Apalagi sejarah pernah mencatat kiai-kiai NU pernah aktif pada isu lingkungan hidup, khususnya dalam memanfaatkan, melestarikan, dan mengembangkan lingkungan hidup. Antara lain seperti KH Sahal Mahfudh, KH Ali Yafie, dan KH Abdurrahman Wahid. Nama yang disebut terakhir, yakni Gus Dur pada masa orde baru dikenal sebagai pendukung sekaligus pelindung para aktivis lingkungan, selain tentunya Gus Dur juga melakukan keaktifan lainnya di bidang lingkungan hidup. Sehingga tak heran Gus Dur dianugerahi oleh Wahana Lingkungan Hidup (Walhi) sebagai tokoh pejuang lingkungan pada 2010.
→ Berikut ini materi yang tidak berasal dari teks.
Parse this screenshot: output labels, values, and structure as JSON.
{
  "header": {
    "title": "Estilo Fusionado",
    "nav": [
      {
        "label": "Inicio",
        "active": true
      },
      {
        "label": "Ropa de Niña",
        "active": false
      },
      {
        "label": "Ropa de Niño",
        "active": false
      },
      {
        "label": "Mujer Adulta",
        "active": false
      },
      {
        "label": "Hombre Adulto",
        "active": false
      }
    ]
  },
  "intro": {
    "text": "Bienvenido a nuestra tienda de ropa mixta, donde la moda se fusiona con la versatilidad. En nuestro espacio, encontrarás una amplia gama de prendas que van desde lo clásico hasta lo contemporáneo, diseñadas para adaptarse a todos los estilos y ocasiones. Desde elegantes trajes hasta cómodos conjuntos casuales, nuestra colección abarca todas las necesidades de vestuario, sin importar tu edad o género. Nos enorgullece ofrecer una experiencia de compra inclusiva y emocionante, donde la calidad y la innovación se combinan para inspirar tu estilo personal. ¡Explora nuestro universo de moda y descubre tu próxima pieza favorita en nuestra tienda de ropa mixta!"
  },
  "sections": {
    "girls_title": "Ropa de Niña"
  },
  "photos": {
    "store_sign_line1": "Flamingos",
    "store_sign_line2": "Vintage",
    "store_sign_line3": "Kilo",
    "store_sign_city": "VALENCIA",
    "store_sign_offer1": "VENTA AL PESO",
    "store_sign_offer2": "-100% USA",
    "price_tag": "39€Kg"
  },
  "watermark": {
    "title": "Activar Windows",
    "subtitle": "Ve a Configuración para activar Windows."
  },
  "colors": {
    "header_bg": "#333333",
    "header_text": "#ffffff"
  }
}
Seorang Kiai atau ulama NU sebagaimana yang kita ketahui memiliki sebuah tempat eksotis dalam hati masyarakat, eksistensinya sebagai sebuah harapan besar dalam berbagai konflik sosial dalam masyarakat. Lebih-lebih kiai NU yang ada di kampung. Di samping sebagai guru agama, kiai kampung adalah seorang imam sekaligus tokoh masyarakat Islam setempat. Selain dipercaya masyarakat untuk memimpin shalat berjamaah, Kiai Kampung juga terkadang diminta masyarakat untuk memimpin acara seperti tahlilan, ziarah, hingga menjadi tempat curhat untuk mencarikan solusi permasalahan. Artinya, antara seorang kiai dengan umatnya tidak terlalu berjarak.
Melihat fakta tersebut, tentu ini menjadi peluang besar bagi para kiai kampung untuk menyampaikan pesan-pesan ekologis kepada masyarakat. Terlebih masyarakat Nahdliyin ini terkenal sebagai kelompok yang patuh, sendiko dawuh, dan taat pada kiai. Bahasa kerennya ‘sami’na wa atho’na.’ Kiai, menurut KH Ma’ruf Amin, pengaruhnya sangat besar dalam memberikan arahan dan bimbingan kepada santri dan masyarakat luas dan akan selalu menjadi panutan bagi mereka. Sami’na wa atho’na (kami mendengar dan kami mentaati) itulah yang menjadi ciri khas bagaimana pengaruh kiai bagi santri dan masyarakat luas.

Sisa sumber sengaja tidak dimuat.